Первая причина — это неугомонность нашего вида. Около 15 000 лет назад, когда палеоиндейцы пересекли Берингов пролив по Берингийскому перешейку, соединяющему Сибирь и Северную Америку, люди уже могли жить почти в любой среде обитания, существующей на Земле, от тропических джунглей и австралийской пустыни до лесистых районов Евразии в зоне умеренного климата и северной тундры. Такие характеристики человека, как всеядность и приспособляемость (возможная благодаря технологиям), способствовали его стремительному распространению по всему миру.
Единственный вид, захвативший так много ниш, не говоря уже о тесных контактах с животными после того, как примерно 12 000 лет назад началось их настоящее одомашнивание, это и есть тот самый вид, который столкнулся со множеством паразитов.

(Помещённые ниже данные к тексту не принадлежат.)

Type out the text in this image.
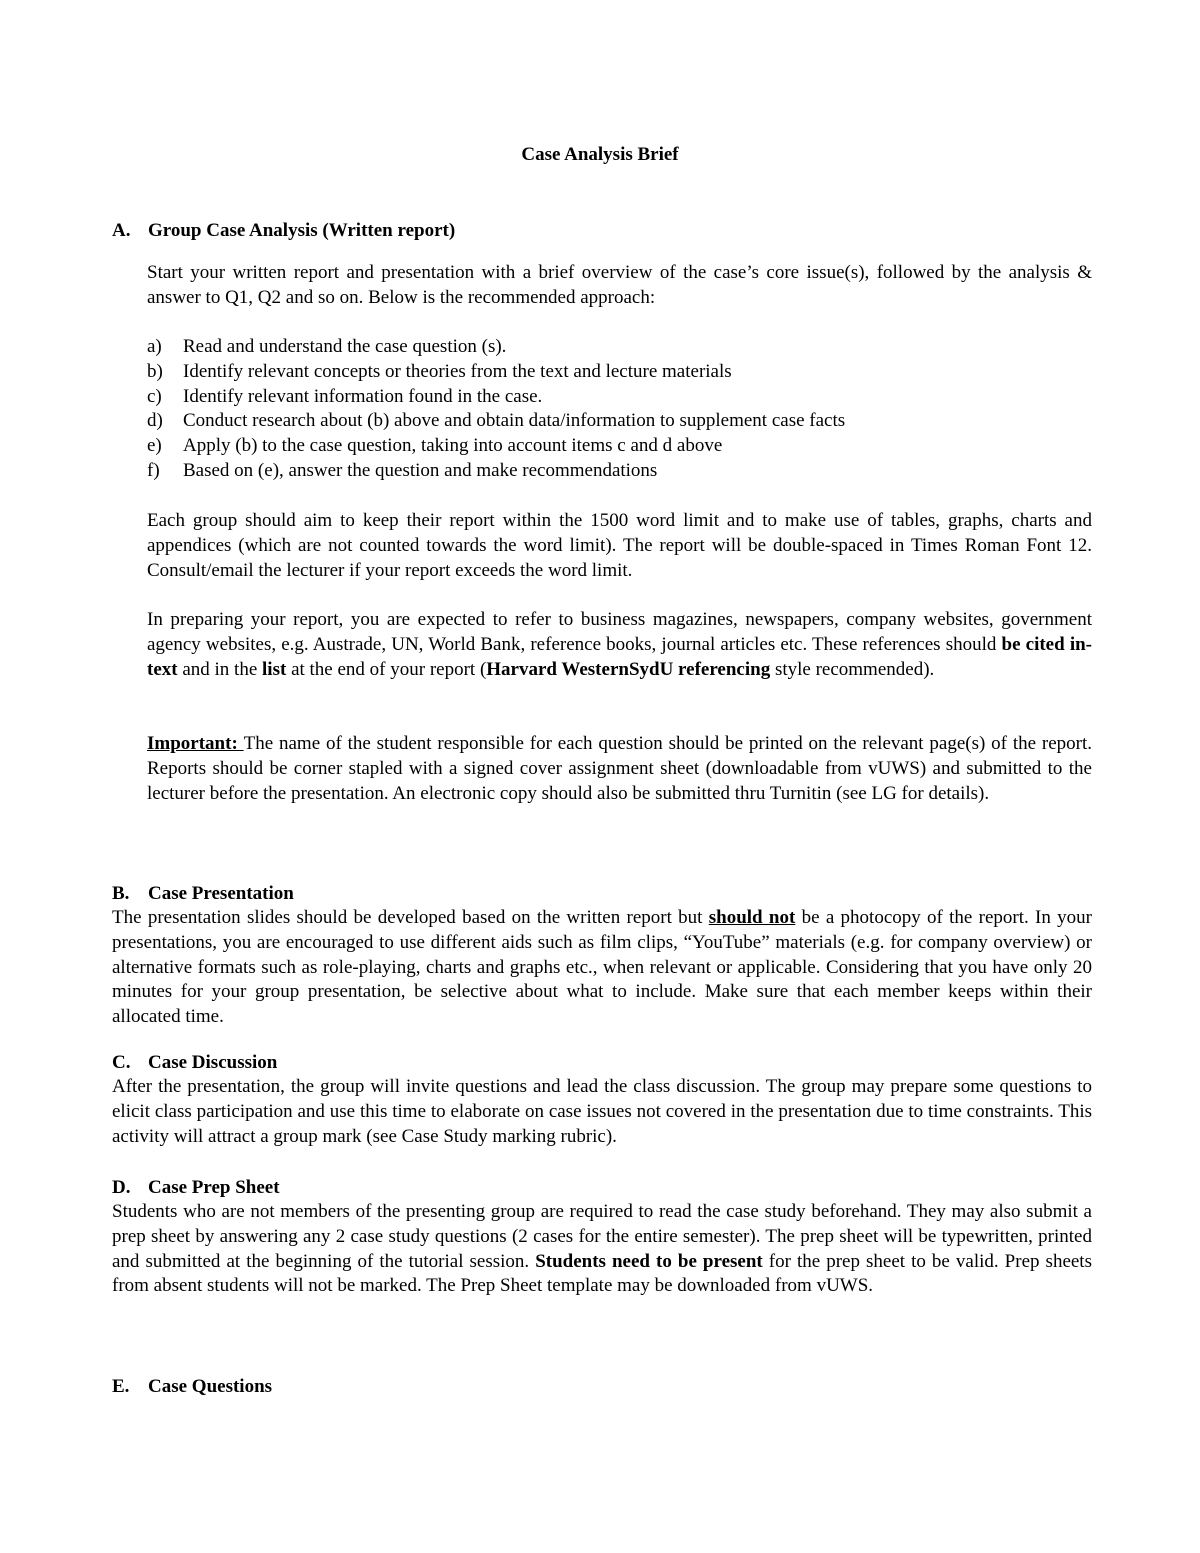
Case Analysis Brief
A. Group Case Analysis (Written report)
Start your written report and presentation with a brief overview of the case’s core issue(s), followed by the analysis & answer to Q1, Q2 and so on. Below is the recommended approach:
a)	Read and understand the case question (s).
b)	Identify relevant concepts or theories from the text and lecture materials
c)	Identify relevant information found in the case.
d)	Conduct research about (b) above and obtain data/information to supplement case facts
e)	Apply (b) to the case question, taking into account items c and d above
f)	Based on (e), answer the question and make recommendations
Each group should aim to keep their report within the 1500 word limit and to make use of tables, graphs, charts and appendices (which are not counted towards the word limit). The report will be double-spaced in Times Roman Font 12. Consult/email the lecturer if your report exceeds the word limit.
In preparing your report, you are expected to refer to business magazines, newspapers, company websites, government agency websites, e.g. Austrade, UN, World Bank, reference books, journal articles etc. These references should be cited in-text and in the list at the end of your report (Harvard WesternSydU referencing style recommended).
Important: The name of the student responsible for each question should be printed on the relevant page(s) of the report. Reports should be corner stapled with a signed cover assignment sheet (downloadable from vUWS) and submitted to the lecturer before the presentation. An electronic copy should also be submitted thru Turnitin (see LG for details).
B. Case Presentation
The presentation slides should be developed based on the written report but should not be a photocopy of the report. In your presentations, you are encouraged to use different aids such as film clips, “YouTube” materials (e.g. for company overview) or alternative formats such as role-playing, charts and graphs etc., when relevant or applicable. Considering that you have only 20 minutes for your group presentation, be selective about what to include. Make sure that each member keeps within their allocated time.
C. Case Discussion
After the presentation, the group will invite questions and lead the class discussion. The group may prepare some questions to elicit class participation and use this time to elaborate on case issues not covered in the presentation due to time constraints. This activity will attract a group mark (see Case Study marking rubric).
D. Case Prep Sheet
Students who are not members of the presenting group are required to read the case study beforehand. They may also submit a prep sheet by answering any 2 case study questions (2 cases for the entire semester). The prep sheet will be typewritten, printed and submitted at the beginning of the tutorial session. Students need to be present for the prep sheet to be valid. Prep sheets from absent students will not be marked. The Prep Sheet template may be downloaded from vUWS.
E. Case Questions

По некоторым оценкам, 80% из примерно четырехсот паразитов, называющих организм человека своим домом, являются зоонозными, а это значит, что в прошлом они перешли к человеку от других видов и адаптировались к своему новому дому. «Homo sapiens относится к числу видов животных, наиболее сильно зараженных паразитами, — пишут паразитологи Эшфорд и Кру в своей статье The Parasites of Homo Sapiens (“Паразиты Homo sapiens”). — По всей вероятности, существует мало видов паразитов, у которых никогда не было возможности заразить человека».
В оценке Эшфорда и Кру учтены только эукариоты — организмы, клетки которых содержат полностью оформившееся ядро. Я использую этот термин в более широком смысле: любой организм (будь то одноклеточный, многоклеточный или вирус), которому необходим организм человека для завершения собственного жизненного цикла, что может вызвать у человека заболевание.

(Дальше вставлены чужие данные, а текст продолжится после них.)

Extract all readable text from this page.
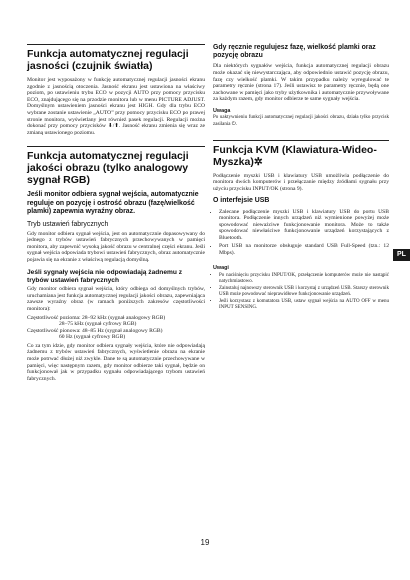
Funkcja automatycznej regulacji jasności (czujnik światła)

Monitor jest wyposażony w funkcję automatycznej regulacji jasności ekranu zgodnie z jasnością otoczenia. Jasność ekranu jest ustawiona na właściwy poziom, po ustawieniu trybu ECO w pozycji AUTO przy pomocy przycisku ECO, znajdującego się na przodzie monitora lub w menu PICTURE ADJUST. Domyślnym ustawieniem jasności ekranu jest HIGH. Gdy dla trybu ECO wybrane zostanie ustawienie „AUTO” przy pomocy przycisku ECO po prawej stronie monitora, wyświetlany jest również pasek regulacji. Regulacji można dokonać przy pomocy przycisków ⬇/⬆. Jasność ekranu zmienia się wraz ze zmianą ustawionego poziomu.

Funkcja automatycznej regulacji jakości obrazu (tylko analogowy sygnał RGB)
Jeśli monitor odbiera sygnał wejścia, automatycznie reguluje on pozycję i ostrość obrazu (fazę/wielkość plamki) zapewnia wyraźny obraz.
Tryb ustawień fabrycznych

Gdy monitor odbiera sygnał wejścia, jest on automatycznie dopasowywany do jednego z trybów ustawień fabrycznych przechowywanych w pamięci monitora, aby zapewnić wysoką jakość obrazu w centralnej części ekranu. Jeśli sygnał wejścia odpowiada trybowi ustawień fabrycznych, obraz automatycznie pojawia się na ekranie z właściwą regulacją domyślną.

Jeśli sygnały wejścia nie odpowiadają żadnemu z trybów ustawień fabrycznych

Gdy monitor odbiera sygnał wejścia, który odbiega od domyślnych trybów, uruchamiana jest funkcja automatycznej regulacji jakości obrazu, zapewniająca zawsze wyraźny obraz (w ramach poniższych zakresów częstotliwości monitora):

Częstotliwość pozioma: 28–92 kHz (sygnał analogowy RGB)

28–75 kHz (sygnał cyfrowy RGB)

Częstotliwość pionowa: 48–85 Hz (sygnał analogowy RGB)

60 Hz (sygnał cyfrowy RGB)

Co za tym idzie, gdy monitor odbiera sygnały wejścia, które nie odpowiadają żadnemu z trybów ustawień fabrycznych, wyświetlenie obrazu na ekranie może potrwać dłużej niż zwykle. Dane te są automatycznie przechowywane w pamięci, więc następnym razem, gdy monitor odbierze taki sygnał, będzie on funkcjonował jak w przypadku sygnału odpowiadającego trybom ustawień fabrycznych.

Gdy ręcznie regulujesz fazę, wielkość plamki oraz pozycję obrazu

Dla niektórych sygnałów wejścia, funkcja automatycznej regulacji obrazu może okazać się niewystarczająca, aby odpowiednio ustawić pozycję obrazu, fazę czy wielkość plamki. W takim przypadku należy wyregulować te parametry ręcznie (strona 17). Jeśli ustawisz te parametry ręcznie, będą one zachowane w pamięci jako tryby użytkownika i automatycznie przywoływane za każdym razem, gdy monitor odbierze te same sygnały wejścia.

Uwaga

Po uaktywnieniu funkcji automatycznej regulacji jakości obrazu, działa tylko przycisk zasilania ⏻.

Funkcja KVM (Klawiatura-Wideo-Myszka)✲

Podłączenie myszki USB i klawiatury USB umożliwia podłączenie do monitora dwóch komputerów i przełączanie między źródłami sygnału przy użyciu przycisku INPUT/OK (strona 9).

O interfejsie USB
• Zalecane podłączenie myszki USB i klawiatury USB do portu USB monitora. Podłączenie innych urządzeń niż wymienione powyżej może spowodować nieważciwe funkcjonowanie monitora. Może to także spowodować niewłaściwe funkcjonowanie urządzeń korzystających z Bluetooth.
• Port USB na monitorze obsługuje standard USB Full-Speed (tzn.: 12 Mbps).
Uwagi
• Po naciśnięciu przycisku INPUT/OK, przełączenie komputerów może nie nastąpić natychmiastowo.
• Zainstaluj najnowszy sterownik USB i korzystaj z urządzeń USB. Starszy sterownik USB może powodować nieprawidłowe funkcjonowanie urządzeń.
• Jeśli korzystasz z komutatora USB, ustaw sygnał wejścia na AUTO OFF w menu INPUT SENSING.
PL
19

Чрезвычайно высокий уровень социальности нашего вида также усилил его паразитарную нагрузку. Сегодня некоторые антропологи утверждают, что, если оставить в стороне наш сравнительно большой мозг, людей отличает от других крупных приматов еще и такая характеристика, как способность к сотрудничеству. Мы можем работать и действительно работаем в команде, и такая командная работа делает нас более эффективными. Однако сотрудничество подразумевает также компактное проживание, поэтому с того самого момента, когда 12 000 лет назад возникло сельское хозяйство (и даже раньше) люди начали объединяться в более крупные сообщества. Человеческие сообщества стали более сложными, более структурированными и в каком-то смысле более способными использовать и направлять человеческую изобретательность и энергию. С другой стороны, эти сообщества стали более заразными, более нуждающимися и более враждебными.
Согласно одной из точек зрения, период человеческой истории начиная с позднего палеолита характеризуется постоянным стремлением к формированию более крупных человеческих сетей, неуклонным движением к глобализации, которое сдерживало распространение заболеваний, обусловленных той же тенденцией. Загрязненность мест обитания человека достигла на Западе высшего уровня вместе со стремительной урбанизацией во время промышленной революции в конце XVIII — начале XIX столетия. Появились вполне обоснованные опасения по поводу того, что механизированная цивилизация утонет в продуктах собственного разложения. Со временем эта обеспокоенность привела к проведению санитарных реформ, преимуществами которых мы пользуемся до сих пор. Эти улучшения помогли человечеству совершить второй великий эпидемиологический переход. Первый переход произошел тогда, когда охотники и собиратели начали вести оседлый образ жизни и возделывать землю[26]. А третий переход происходит на наших глазах: микроорганизмы прошлого, у которых сформировалась устойчивость к антибиотикам, возвращаются к активной жизнедеятельности. Кроме того, в контексте данной книги важнее всего то, что для современного ландшафта заболеваний характерны хронические дегенеративные заболевания, не имеющие видимых инфекционных причин.